The main duties of the Remuneration Committee include:
1. making recommendations to the Board on the policy and structure for all remuneration of the Directors and senior
management and on the establishment of a formal and transparent procedure for developing policy on such
remuneration;
2. determining the specific remuneration packages of all Directors and senior management, including benefits in
kind, pension rights and compensation payments, including any compensation payable for loss or termination of
their office or appointment, and making recommendations to the Board regarding the remuneration of INEDs; and
3. reviewing and approving performance-based remuneration by reference to corporate goals and objectives resolved
by the Board from time to time.
A meeting was held by the Remuneration Committee during the Review Period. The meeting held on 23 March 2011
was to review, consider and endorse the remuneration packages proposed for all Directors and senior management of
the Company.
Finance Committee
The Board established a finance committee (“Finance Committee”) in April 2010 with delegated authority for reviewing
and approving certain financial matters of the Group. Currently, the Finance Committee comprises Mr. Zhang Zhi Rong
(chairman of the Board), Mr. Ding Xiang Yang (vice chairman of the Board) and Mr.
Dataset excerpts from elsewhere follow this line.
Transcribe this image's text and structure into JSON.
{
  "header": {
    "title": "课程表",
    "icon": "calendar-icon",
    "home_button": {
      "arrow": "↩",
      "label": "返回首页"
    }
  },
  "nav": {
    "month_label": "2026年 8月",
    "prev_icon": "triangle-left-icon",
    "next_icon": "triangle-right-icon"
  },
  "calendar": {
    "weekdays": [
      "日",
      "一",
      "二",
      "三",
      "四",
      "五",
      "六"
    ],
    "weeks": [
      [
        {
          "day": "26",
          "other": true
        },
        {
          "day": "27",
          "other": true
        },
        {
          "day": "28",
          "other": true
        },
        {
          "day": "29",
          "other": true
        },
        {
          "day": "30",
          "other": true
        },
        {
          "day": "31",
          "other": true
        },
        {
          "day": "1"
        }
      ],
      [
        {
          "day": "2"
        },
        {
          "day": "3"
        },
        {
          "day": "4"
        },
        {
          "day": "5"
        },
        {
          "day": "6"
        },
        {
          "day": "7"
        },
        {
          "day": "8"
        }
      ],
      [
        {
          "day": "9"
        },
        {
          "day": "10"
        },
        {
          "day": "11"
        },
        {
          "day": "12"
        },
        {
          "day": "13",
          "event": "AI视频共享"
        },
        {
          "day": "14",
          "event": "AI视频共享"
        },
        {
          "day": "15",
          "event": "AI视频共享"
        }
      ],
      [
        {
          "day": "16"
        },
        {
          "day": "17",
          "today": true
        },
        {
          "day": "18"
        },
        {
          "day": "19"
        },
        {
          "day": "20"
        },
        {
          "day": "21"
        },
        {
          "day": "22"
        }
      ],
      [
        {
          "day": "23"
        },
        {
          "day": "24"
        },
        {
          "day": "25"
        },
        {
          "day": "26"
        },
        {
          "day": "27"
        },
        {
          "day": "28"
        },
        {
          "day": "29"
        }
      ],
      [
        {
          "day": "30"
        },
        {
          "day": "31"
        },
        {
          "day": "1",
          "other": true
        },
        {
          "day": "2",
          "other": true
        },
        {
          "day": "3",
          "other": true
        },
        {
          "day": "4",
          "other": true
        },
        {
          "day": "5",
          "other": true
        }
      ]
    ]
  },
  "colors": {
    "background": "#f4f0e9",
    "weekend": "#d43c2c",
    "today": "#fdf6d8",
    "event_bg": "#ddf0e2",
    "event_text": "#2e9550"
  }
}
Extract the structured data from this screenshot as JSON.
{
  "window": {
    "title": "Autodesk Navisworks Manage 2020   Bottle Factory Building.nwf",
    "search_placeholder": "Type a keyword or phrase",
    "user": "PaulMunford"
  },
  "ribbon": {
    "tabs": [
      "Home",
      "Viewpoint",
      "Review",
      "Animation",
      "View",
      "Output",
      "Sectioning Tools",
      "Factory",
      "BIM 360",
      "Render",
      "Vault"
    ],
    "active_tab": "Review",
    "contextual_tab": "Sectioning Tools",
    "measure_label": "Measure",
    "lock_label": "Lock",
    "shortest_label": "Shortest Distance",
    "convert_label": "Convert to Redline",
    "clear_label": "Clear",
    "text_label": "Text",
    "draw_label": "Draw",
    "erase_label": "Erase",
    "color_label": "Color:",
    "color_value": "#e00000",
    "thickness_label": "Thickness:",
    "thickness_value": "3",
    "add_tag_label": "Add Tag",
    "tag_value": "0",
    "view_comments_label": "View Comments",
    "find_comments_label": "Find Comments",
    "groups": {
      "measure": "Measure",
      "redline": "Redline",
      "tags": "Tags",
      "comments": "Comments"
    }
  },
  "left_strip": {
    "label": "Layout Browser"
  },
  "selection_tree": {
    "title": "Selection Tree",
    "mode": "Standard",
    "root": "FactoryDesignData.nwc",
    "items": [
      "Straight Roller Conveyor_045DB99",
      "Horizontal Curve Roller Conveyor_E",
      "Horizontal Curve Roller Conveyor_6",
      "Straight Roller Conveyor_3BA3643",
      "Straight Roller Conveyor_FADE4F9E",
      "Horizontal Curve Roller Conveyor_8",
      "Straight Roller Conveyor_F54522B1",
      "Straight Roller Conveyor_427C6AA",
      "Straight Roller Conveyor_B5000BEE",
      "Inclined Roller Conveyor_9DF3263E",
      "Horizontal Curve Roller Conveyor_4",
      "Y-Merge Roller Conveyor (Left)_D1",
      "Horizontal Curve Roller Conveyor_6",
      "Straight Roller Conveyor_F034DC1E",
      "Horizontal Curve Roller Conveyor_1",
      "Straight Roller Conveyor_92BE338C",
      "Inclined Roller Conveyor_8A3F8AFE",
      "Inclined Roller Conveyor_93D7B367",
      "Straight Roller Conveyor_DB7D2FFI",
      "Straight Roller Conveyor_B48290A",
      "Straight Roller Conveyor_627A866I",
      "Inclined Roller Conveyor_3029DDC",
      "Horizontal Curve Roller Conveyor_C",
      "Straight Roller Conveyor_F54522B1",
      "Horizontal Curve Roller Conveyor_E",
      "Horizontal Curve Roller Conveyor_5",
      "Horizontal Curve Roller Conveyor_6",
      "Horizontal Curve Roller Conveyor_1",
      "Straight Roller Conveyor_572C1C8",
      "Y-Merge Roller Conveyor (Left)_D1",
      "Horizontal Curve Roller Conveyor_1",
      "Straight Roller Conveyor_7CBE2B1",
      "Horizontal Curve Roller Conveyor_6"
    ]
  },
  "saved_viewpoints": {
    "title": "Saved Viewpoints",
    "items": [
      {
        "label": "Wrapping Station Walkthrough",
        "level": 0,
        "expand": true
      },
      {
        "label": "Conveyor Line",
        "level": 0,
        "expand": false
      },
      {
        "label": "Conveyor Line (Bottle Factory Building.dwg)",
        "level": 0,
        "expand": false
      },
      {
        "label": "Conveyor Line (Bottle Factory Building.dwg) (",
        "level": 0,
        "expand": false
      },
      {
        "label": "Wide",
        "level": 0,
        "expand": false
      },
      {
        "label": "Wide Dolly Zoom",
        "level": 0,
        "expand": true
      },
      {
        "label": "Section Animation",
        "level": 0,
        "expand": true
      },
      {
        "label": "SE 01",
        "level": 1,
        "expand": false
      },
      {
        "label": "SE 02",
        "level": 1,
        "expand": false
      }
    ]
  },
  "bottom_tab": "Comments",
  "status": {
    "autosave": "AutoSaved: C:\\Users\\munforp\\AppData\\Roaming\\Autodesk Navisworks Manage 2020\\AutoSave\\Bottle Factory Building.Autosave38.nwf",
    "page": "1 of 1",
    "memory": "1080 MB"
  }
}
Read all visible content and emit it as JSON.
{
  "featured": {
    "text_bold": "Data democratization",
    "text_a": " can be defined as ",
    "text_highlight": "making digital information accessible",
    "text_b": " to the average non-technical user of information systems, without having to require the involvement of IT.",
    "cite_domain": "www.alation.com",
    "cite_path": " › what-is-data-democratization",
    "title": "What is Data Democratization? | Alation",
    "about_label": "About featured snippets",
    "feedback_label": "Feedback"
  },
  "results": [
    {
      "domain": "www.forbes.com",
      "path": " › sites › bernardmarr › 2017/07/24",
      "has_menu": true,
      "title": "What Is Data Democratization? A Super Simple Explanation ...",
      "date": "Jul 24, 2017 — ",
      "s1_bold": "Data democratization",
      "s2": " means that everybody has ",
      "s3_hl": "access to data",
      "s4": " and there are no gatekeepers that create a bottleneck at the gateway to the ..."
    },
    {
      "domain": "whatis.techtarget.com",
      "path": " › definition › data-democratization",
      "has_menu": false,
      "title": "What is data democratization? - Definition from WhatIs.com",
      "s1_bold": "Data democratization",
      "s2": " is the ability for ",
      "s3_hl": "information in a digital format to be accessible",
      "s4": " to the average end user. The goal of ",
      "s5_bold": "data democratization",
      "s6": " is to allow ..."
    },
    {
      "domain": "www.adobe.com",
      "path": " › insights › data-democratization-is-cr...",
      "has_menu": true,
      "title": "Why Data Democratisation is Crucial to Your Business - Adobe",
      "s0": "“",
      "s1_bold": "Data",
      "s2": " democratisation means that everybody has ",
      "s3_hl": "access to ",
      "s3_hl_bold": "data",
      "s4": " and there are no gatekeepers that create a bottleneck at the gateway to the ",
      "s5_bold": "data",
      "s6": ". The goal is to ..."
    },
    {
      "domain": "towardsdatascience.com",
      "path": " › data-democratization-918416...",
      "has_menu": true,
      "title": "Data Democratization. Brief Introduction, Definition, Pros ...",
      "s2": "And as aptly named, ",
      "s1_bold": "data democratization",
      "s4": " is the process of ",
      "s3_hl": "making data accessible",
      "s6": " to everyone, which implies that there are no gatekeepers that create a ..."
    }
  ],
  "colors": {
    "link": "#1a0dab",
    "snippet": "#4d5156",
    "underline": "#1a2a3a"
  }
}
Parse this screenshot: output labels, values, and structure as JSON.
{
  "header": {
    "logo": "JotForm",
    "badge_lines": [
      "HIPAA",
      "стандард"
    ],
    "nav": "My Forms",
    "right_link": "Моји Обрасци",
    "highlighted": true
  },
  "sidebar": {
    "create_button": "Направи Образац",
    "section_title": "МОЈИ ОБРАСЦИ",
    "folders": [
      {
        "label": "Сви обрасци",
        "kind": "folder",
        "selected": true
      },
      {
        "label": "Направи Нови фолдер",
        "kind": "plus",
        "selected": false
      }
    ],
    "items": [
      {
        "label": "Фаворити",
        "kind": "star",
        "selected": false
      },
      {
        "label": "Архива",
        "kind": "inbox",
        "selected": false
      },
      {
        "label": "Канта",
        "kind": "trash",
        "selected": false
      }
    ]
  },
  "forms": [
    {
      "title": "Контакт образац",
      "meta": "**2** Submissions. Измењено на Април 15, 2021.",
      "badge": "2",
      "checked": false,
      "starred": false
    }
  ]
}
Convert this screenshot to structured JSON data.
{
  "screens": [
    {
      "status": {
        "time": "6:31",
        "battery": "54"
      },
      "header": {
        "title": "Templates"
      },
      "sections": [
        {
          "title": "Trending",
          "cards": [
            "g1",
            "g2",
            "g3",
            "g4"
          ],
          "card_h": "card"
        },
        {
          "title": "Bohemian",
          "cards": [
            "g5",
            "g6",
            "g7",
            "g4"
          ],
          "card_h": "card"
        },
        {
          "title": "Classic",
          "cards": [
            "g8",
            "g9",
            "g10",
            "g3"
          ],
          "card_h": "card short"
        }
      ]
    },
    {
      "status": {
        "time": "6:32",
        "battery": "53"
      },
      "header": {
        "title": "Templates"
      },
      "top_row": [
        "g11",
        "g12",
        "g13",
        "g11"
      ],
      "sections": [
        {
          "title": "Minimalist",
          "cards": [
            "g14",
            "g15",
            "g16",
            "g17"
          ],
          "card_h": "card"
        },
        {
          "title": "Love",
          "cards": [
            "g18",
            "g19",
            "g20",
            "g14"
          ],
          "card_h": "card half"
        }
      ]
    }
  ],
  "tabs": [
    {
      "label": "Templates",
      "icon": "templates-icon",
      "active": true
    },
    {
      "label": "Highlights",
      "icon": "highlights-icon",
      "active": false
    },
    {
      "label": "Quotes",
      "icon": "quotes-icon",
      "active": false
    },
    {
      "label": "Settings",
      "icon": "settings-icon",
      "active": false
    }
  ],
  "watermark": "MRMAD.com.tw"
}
Cheng Li Xiong (Chief Executive
Officer), and its primary duties include the determination and approval of the investment of surplus funds, approval of
any investment acquisition and disposal of the Group each of an amount not exceeding HK$1 billion, arrangement of
banking facilities and approval of guarantees and indemnities each of an amount not exceeding HK$1 billion, opening
and operation of bank accounts, handling or execution of share repurchase exercises of the Company, and allotment
and issuance of the ordinary shares of the Company pursuant to the Pre-IPO Share Option Scheme and the Share Option
Scheme (details of which are described in the section headed “Report of the Directors — Share Option Schemes” of this
annual report).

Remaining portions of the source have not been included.